Em política, a eleição do republicano Ronald Reagan nos Estados Unidos e da dama de ferro Margaret Thatcher na Inglaterra selou uma nova era pra economia mundial: o neoliberalismo sem intervenção do Estado. O hoje chamado reaganismo sofreu sua mais dura apunhalada pelas costas pelo próprio capitalismo que o alimentou. A crise hoje, de 2009, tem sofrido uma dura intervenção do Estado na compra de bancos e empresas falidas, algo impensável e totalmente condenável nos anos 80.
Em artes, foi a década que assistiu a volta à pintura, às telas, depois de duas décadas de arte conceitual. Muitos críticos acreditam que foi uma armação das galerias pra poderem ter objetos para vender – já que as performances e intervenções eram bem pouco palatáveis como produto para muitos compradores de arte -, mas a força ainda hoje de quadros como os de Anselm Kiefer colocam em xeque esse argumento. Assistimos hoje, em São Paulo, depois de todo maneirismo do conceitual já super inserido e amansado dentro da chave do mercado das artes, novamente uma volta à pintura.
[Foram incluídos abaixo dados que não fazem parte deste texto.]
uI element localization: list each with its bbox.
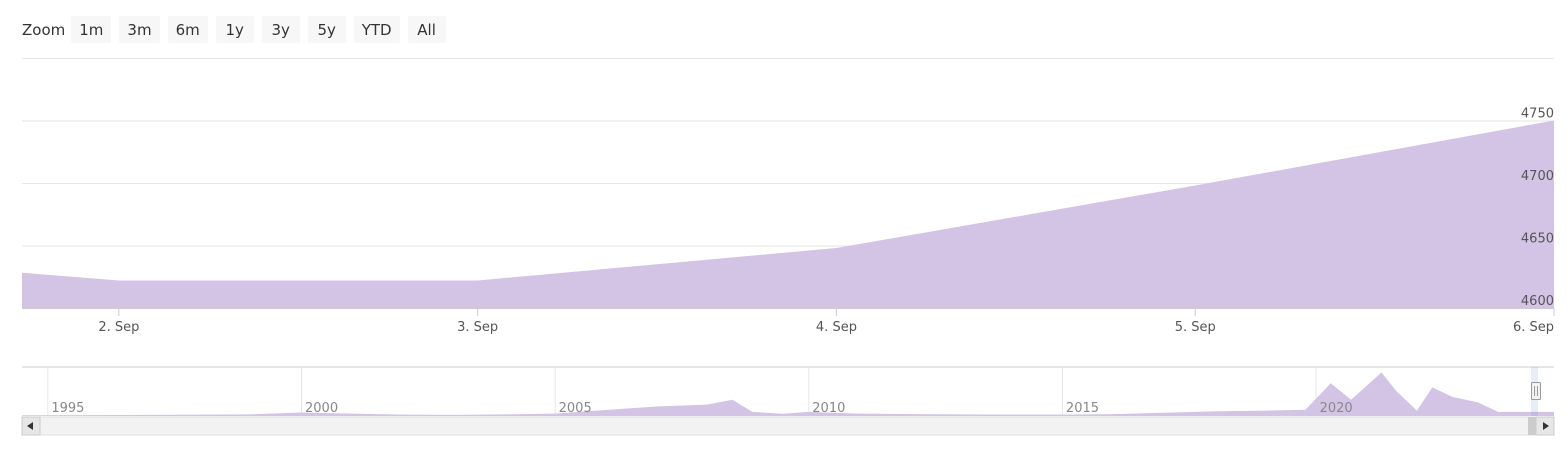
zoom-1y-button[interactable]: 1y (215, 16, 254, 43)
x-tick-label-3: 5. Sep (1175, 320, 1216, 335)
navigator-handle-box[interactable] (1531, 382, 1541, 400)
y-tick-label-4700: 4700 (1521, 169, 1554, 184)
y-tick-label-4750: 4750 (1521, 107, 1554, 122)
y-axis: 4600 4650 4700 4750 (1521, 107, 1554, 310)
price-area (22, 120, 1554, 308)
navigator-label-2015: 2015 (1066, 401, 1099, 416)
navigator: 1995 2000 2005 2010 2015 2020 (22, 366, 1554, 416)
x-tick-label-0: 2. Sep (98, 320, 139, 335)
y-tick-label-4650: 4650 (1521, 232, 1554, 247)
navigator-grid (47, 367, 1317, 416)
zoom-label: Zoom (22, 20, 66, 39)
y-tick-label-4600: 4600 (1521, 294, 1554, 309)
arrow-left-icon (27, 422, 33, 430)
navigator-label-1995: 1995 (51, 401, 84, 416)
zoom-ytd-button[interactable]: YTD (353, 16, 400, 43)
scrollbar-track[interactable] (21, 416, 1555, 436)
zoom-6m-button[interactable]: 6m (167, 16, 208, 43)
scrollbar-thumb[interactable] (1528, 417, 1536, 435)
x-axis: 2. Sep 3. Sep 4. Sep 5. Sep 6. Sep (22, 308, 1555, 335)
zoom-3y-button[interactable]: 3y (261, 16, 300, 43)
navigator-label-2020: 2020 (1320, 401, 1353, 416)
scrollbar[interactable] (21, 416, 1555, 436)
navigator-label-2010: 2010 (812, 401, 845, 416)
x-tick-label-4: 6. Sep (1513, 320, 1554, 335)
zoom-1m-button[interactable]: 1m (71, 16, 112, 43)
navigator-area (22, 372, 1554, 416)
zoom-bar: Zoom 1m 3m 6m 1y 3y 5y YTD All (22, 16, 454, 43)
x-tick-label-1: 3. Sep (457, 320, 498, 335)
zoom-5y-button[interactable]: 5y (307, 16, 346, 43)
navigator-handle[interactable] (1531, 382, 1541, 400)
arrow-right-icon (1543, 422, 1549, 430)
x-tick-label-2: 4. Sep (816, 320, 857, 335)
zoom-3m-button[interactable]: 3m (119, 16, 160, 43)
navigator-label-2000: 2000 (305, 401, 338, 416)
navigator-labels: 1995 2000 2005 2010 2015 2020 (51, 401, 1352, 416)
zoom-all-button[interactable]: All (407, 16, 446, 43)
navigator-label-2005: 2005 (559, 401, 592, 416)
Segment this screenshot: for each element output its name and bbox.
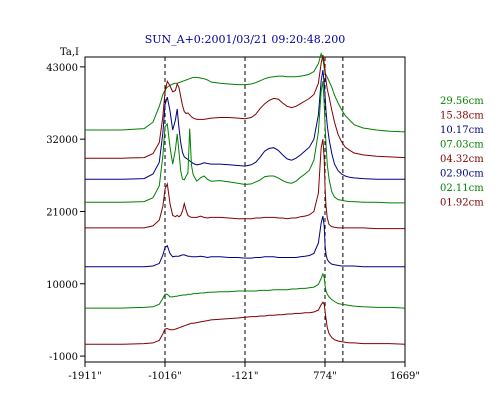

Esse retorno está sendo realizada por jovens artistas que como a Casa 7, tem uma fixação por números em seu nome, o chamado coleitvo 2000 e Oito e também por artistas como Rodolpho Parigi e Marcos Brias.
Foi nos 80 também que o curador avançou terreno se transformando em artista ou pensador. O caso da curadora Sheila Leirner na Bienal de São Paulo em 1985 que juntou todas as obras do chamado neo-expressionismo em um grande corredor que ficou conhecido como a Grande Tela denota a importância nunca antes sentida e obtida por um curador. Ao utilizar o artista a favor de seu discurso e pensamento, o curador funda uma nova fase nas artes, no qual ele mesmo pode ser visto como artista.
Também é nos anos 80 que o grafite ganha status de arte e passa frequentar galerias, um contrasenso para alguns críticos para com a chamada arte de rua. Para eles, essa operação de levar o grafite para a galeria o enfraqueceu como manifestação espontânea.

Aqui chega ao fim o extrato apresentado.